# Goodbye for now <3



## Dustbunny (Oct 22, 2012)

Take care...the trails will be waiting for you!


----------



## loveduffy (Dec 22, 2011)

You could alway go to the events and help out just to keep up with the news


----------



## prairiewindlady (Sep 20, 2011)

Happy trails! We'll miss your input on this board!


----------



## phantomhorse13 (Feb 18, 2011)

what is the job?!


----------



## jillybean19 (Dec 23, 2011)

Dustbunny said:


> Take care...the trails will be waiting for you!





prairiewindlady said:


> Happy trails! We'll miss your input on this board!


Thank you!



loveduffy said:


> You could alway go to the events and help out just to keep up with the news


Yes, but it's really hard for me to only half participate and not be able to do what I really want to. I'll be moving to an area where most of the endurance rides are 3-4 hours away, rather than having them an hour away like I have for the last year (I've been spoiled), which was a major factor in my decision about which horse to sell, especially since I don't have my own truck and trailer. I'd rather focus on what I _can_ do, which is break and train my current horse in reining, trail ride, and focus on the other parts of my life that are more important right now.



phantomhorse13 said:


> what is the job?!


Teaching middle and high school Spanish!!


----------



## clippityclop (Jul 12, 2012)

JB that is awesome - my oldest is almost 14 and is in Honors Spanish in school - she is going to take it all the way thru 12th grade. I'm learning along with her and we are having a GREAT time (except for conjugation of verbs! LOL!)

Sorry you are taking such a huge break - it seems like you've just finally got all of the pieces together to really kick off your endurance riding hobby - horse, tack, etc....

but I'm glad you found something you like. You can always come back - it's just like having kids (in my opinion)- something in life will eventually ground you for awhile and then you'll find your way back in the middle of it all in no time. 

Buena suerte!!


----------



## phantomhorse13 (Feb 18, 2011)

Where are you relocating to?

I can sympathize with the distance to rides.. the closest ride to me is a 3 hour drive!


----------



## jillybean19 (Dec 23, 2011)

phantomhorse13 said:


> Where are you relocating to?
> 
> I can sympathize with the distance to rides.. the closest ride to me is a 3 hour drive!

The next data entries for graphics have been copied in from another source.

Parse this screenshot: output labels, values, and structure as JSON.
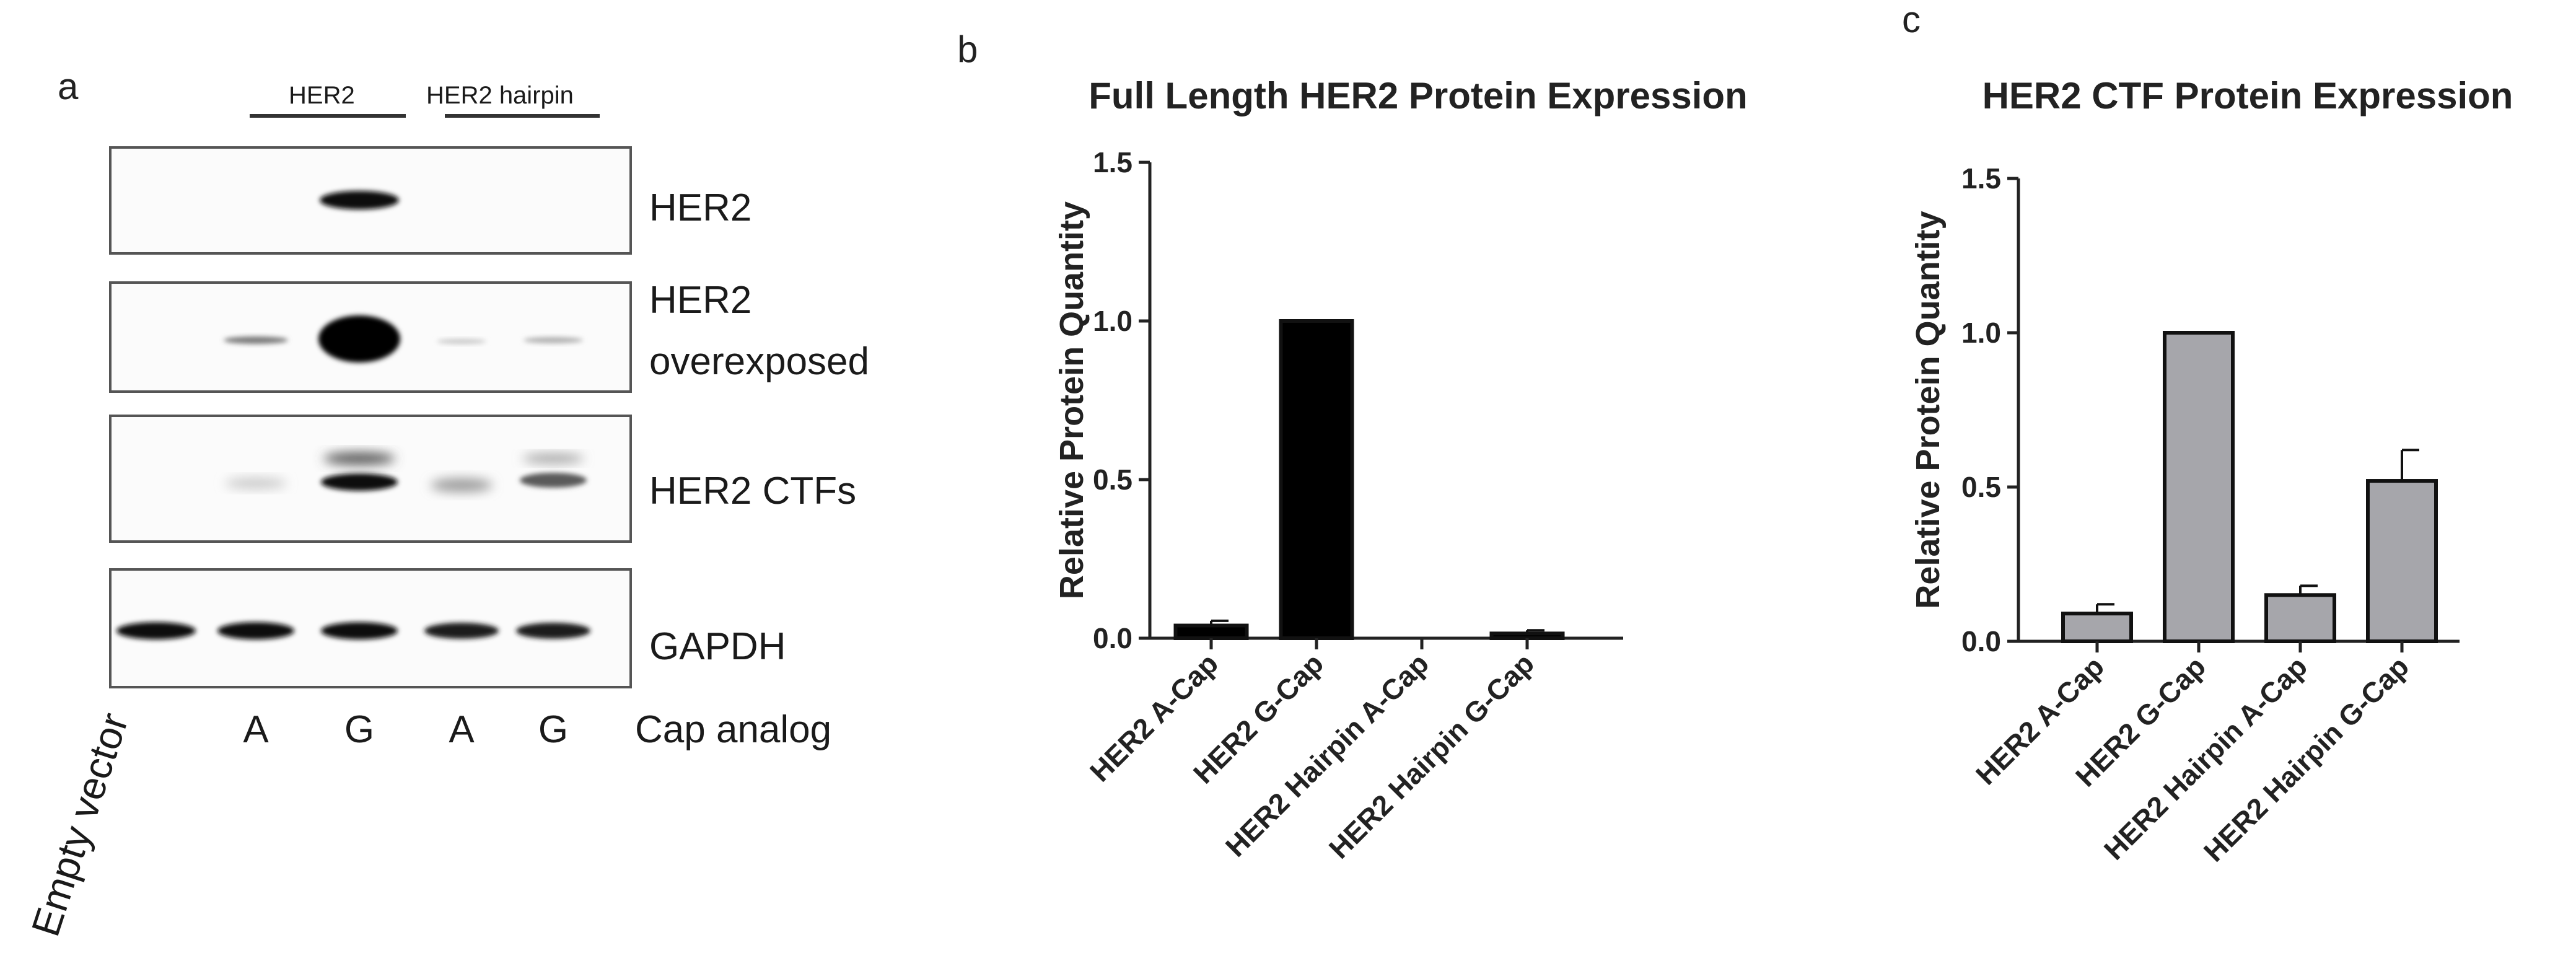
{
  "panels": {
    "a": "a",
    "b": "b",
    "c": "c"
  },
  "blot": {
    "group_labels": [
      "HER2",
      "HER2 hairpin"
    ],
    "row_labels": {
      "her2": "HER2",
      "overexposed_line1": "HER2",
      "overexposed_line2": "overexposed",
      "ctfs": "HER2 CTFs",
      "gapdh": "GAPDH"
    },
    "lane_labels": {
      "empty": "Empty vector",
      "lane2": "A",
      "lane3": "G",
      "lane4": "A",
      "lane5": "G",
      "caption": "Cap analog"
    }
  },
  "chart_data": [
    {
      "type": "bar",
      "title": "Full Length HER2 Protein Expression",
      "ylabel": "Relative Protein  Quantity",
      "categories": [
        "HER2 A-Cap",
        "HER2 G-Cap",
        "HER2 Hairpin A-Cap",
        "HER2 Hairpin G-Cap"
      ],
      "values": [
        0.04,
        1.0,
        0.0,
        0.015
      ],
      "errors": [
        0.015,
        0.0,
        0.0,
        0.01
      ],
      "ylim": [
        0,
        1.5
      ],
      "yticks": [
        "0.0",
        "0.5",
        "1.0",
        "1.5"
      ],
      "bar_color": "#000000"
    },
    {
      "type": "bar",
      "title": "HER2 CTF Protein Expression",
      "ylabel": "Relative Protein  Quantity",
      "categories": [
        "HER2 A-Cap",
        "HER2 G-Cap",
        "HER2 Hairpin A-Cap",
        "HER2 Hairpin G-Cap"
      ],
      "values": [
        0.09,
        1.0,
        0.15,
        0.52
      ],
      "errors": [
        0.03,
        0.0,
        0.03,
        0.1
      ],
      "ylim": [
        0,
        1.5
      ],
      "yticks": [
        "0.0",
        "0.5",
        "1.0",
        "1.5"
      ],
      "bar_color": "#a6a6ab"
    }
  ]
}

Las Vegas! I'm sure there will be plenty to keep me occupied


----------



## jillybean19 (Dec 23, 2011)

clippityclop said:


> JB that is awesome - my oldest is almost 14 and is in Honors Spanish in school - she is going to take it all the way thru 12th grade. I'm learning along with her and we are having a GREAT time (except for conjugation of verbs! LOL!)
> 
> Sorry you are taking such a huge break - it seems like you've just finally got all of the pieces together to really kick off your endurance riding hobby - horse, tack, etc....
> 
> ...


Gracias! And, the great thing about endurance, is I can still use all my tack for anything else I want to do


----------



## equiniphile (Aug 16, 2009)

What an awesome opportunity! I'm fluent (for the most part!) in Spanish, and my middle and high school teachers have played such a huge role in developing my love of languages. 

That's great that you were able to find such a good home for your endurance horse.
_Posted via Mobile Device_


----------